DISCLAIMER - I am not a Financial Advisor and do not work for any Brokerage Firm. The opinions given are of my own and are not to be used as professional advice. These are my findings and can hopefully help you to make informed decisions on investing. Consult a Broker or Lawyer before making any investment.
After reading my first few posts on investments, you may be eager to get into the market We looked yesterday at how to invest your first $100 using ETFs (Exchange Traded Funds.) https://lifecanbesimple.net/blog/investing-your-first-100-with-etfs
Consider making all your investments in IRA accounts. We did an article on the differences between Traditional and Roth IRAs recently. The Roth IRA is my investment vehicle of choice.
We mentioned in our earlier posts that mutual funds have advantages over picking stocks and ETFs as these are actively managed by professional managers who know how to navigate the rough waters of downturns in the market. This year makes you appreciate their expertise in a difficult market.
Today, let’s consider putting $300 into four mutual funds. I own several mutual funds in my various Roth IRAs, and I picked out these 4 as some of the better performing funds in the past few years.
There are dozens of funds in each company that offers mutual funds. I have had success using Brokerage mutual funds. Most have minimum investments of just $1 and no forced continual monthly investment. There are many great mutual fund companies, and they sometimes offer even better results than brokerage mutual funds. So after your initial investments, you may want to shop around and check them out.
What you are looking for in a mutual fund is one that is being managed by a seasoned executive who has been with the company for several years. If you have ever read about Fidelity’s Magellan fund, you know that the same manager managed it for 30 years and did a remarkable job. (Peter Lynch). I recently read one of his books which I will review in a future article. Very smart and intelligent man.
Things to Consider on Mutual Funds
Be sure the same person has been managing the fund over past few years.
Type of Fund
Some funds charge load fees. This is money out of your pocket. Look for No-Load mutual funds. Hundreds are available with great track records.

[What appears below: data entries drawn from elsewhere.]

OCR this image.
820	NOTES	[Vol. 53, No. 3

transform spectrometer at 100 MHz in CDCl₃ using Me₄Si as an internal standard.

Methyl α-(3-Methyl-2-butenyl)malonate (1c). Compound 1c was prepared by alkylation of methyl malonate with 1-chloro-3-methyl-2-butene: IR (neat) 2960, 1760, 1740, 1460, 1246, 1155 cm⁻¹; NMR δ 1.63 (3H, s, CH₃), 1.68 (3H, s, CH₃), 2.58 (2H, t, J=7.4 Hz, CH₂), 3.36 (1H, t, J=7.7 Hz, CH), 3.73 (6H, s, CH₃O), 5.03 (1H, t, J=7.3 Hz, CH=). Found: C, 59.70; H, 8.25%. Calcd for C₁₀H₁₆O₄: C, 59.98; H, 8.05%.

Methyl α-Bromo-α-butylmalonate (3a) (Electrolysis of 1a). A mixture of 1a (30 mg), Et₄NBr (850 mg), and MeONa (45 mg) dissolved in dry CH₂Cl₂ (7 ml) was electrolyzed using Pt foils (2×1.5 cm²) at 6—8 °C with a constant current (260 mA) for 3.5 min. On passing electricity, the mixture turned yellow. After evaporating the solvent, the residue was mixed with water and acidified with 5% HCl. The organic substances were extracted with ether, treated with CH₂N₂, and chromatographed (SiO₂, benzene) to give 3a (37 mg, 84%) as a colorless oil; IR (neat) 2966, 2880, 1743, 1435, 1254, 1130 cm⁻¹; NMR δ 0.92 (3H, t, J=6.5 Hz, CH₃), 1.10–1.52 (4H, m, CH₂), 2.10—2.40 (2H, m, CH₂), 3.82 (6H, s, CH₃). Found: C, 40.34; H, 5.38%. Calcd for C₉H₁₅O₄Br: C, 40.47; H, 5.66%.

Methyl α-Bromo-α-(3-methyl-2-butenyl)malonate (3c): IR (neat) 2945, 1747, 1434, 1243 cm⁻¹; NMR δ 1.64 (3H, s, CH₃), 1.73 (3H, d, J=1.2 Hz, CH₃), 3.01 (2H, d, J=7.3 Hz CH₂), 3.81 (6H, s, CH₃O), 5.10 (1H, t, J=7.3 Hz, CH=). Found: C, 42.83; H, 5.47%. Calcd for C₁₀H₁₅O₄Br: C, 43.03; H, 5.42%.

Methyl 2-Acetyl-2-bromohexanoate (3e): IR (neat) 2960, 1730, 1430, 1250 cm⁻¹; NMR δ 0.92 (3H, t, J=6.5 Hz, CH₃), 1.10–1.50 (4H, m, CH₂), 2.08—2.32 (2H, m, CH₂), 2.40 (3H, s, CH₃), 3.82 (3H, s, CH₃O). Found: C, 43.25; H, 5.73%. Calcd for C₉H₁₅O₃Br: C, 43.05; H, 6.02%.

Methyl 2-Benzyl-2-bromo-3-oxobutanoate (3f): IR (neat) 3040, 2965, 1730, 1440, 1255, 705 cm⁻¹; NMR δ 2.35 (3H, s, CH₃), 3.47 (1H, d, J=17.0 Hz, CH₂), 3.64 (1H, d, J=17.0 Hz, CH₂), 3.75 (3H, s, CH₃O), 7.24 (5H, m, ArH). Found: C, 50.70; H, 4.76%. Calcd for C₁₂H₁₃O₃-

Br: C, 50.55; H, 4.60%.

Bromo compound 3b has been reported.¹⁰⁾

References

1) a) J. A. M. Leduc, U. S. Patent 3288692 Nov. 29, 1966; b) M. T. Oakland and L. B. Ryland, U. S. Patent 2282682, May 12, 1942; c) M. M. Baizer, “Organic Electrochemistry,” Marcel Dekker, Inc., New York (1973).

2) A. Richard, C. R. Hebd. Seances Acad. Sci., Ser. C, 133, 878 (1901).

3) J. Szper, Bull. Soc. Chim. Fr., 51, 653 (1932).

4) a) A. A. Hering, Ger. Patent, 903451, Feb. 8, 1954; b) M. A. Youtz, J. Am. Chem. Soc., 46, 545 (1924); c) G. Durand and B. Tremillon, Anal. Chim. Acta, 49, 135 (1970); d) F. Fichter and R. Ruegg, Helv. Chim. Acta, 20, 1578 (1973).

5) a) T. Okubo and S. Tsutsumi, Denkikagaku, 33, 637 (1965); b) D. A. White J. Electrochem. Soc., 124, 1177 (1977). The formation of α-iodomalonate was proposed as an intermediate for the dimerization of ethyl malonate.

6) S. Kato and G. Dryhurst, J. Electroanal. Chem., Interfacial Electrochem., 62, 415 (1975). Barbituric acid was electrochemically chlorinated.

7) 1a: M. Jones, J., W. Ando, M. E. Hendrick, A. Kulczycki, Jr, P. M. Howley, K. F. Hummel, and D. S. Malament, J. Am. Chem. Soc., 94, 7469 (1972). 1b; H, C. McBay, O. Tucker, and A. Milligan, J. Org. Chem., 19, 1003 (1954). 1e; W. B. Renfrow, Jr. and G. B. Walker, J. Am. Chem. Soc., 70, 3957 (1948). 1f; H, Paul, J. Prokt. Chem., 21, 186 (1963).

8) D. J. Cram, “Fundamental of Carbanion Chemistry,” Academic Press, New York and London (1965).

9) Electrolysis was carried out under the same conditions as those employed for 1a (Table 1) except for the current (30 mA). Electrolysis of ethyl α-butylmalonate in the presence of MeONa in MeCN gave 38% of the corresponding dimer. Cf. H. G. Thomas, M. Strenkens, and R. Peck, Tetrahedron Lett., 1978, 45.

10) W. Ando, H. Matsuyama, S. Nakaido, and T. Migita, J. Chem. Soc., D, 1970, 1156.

Look at all returns over several years. Again these are long-term investments and don’t get too worried about the one-year performance. Pay particular attention to the 3, 5, and 10-year returns. Consistent positive returns mean they are managing the fund well. On returns, try to find those averaging 12% per year or better. Many average 15 to 18%, so take your time and get what you need.
Again where they are investing the money is important. Some are tied to Large Growth Stocks, some Mid-Cap (medium-sized companies) and a few are Small-Cap. Normally the Large Growth stocks are more consistent, so in starting, these are the ones I would focus on. Funds called Equity/Income funds are those with a large number of bonds or dividend stocks involved. These are normally lower-yielding funds, but a bit more stable due to the bonds. Most all Equity Funds will move some money to cash and bonds as needed to protect their capital.
So here are the Four Mutual funds that I own that I believe are good for first-time investors:
FBGRX – Fidelity Blue Chip Growth – Large Cap Growth
1 yr: 3.93% 3yr: 25.83% 10 Yr: 18.53
No minimum investment
FCOR – Fidelity Corporate Bond Bund (these are not equities, but a bond fund.) This is to help make the total portfolio a bit more stable.
1 Yr: 5.41% 3 Yr: 10.55% 10 Yr: 10.61% No minimum investment
SWPPX – Schwab S&P 500 Index Fund
1 Yr: 15.62% 3 Yr: 18.9% 10 Yr: 14.57% $1 minimum Investment
PRDGX – T. Rowe Price Dividend Growth Fund – Large Blend meaning investing in both Growth and Value Companies
1 Yr: 22.84 3 Yr: 12.14% 10 Yr: 13.03 $100 minimum, additional investments of $1 or more
I have great confidence in T. Rowe Price funds. A person could certainly buy a full range of Mutual Funds from this company and be in good shape as long as you examine the returns of each Mutual Fund.
Allocation of the $300:
FBGRX - $75
FCOR - $75
SWPPX - $50
PRDGX - $100 (minimum required, but best returns of all four)
Feel free to adjust investment amounts as to your situation. Always keep in mind that past historical returns do not guarantee that they will perform this well from now on. But these four have been around a long time, and I am sure that they will probably do well once the market gets past this rough time.
As mentioned last night, you can get 9.62% on I-Bonds at www.treasurydirect.gov which may be best place for your money right now.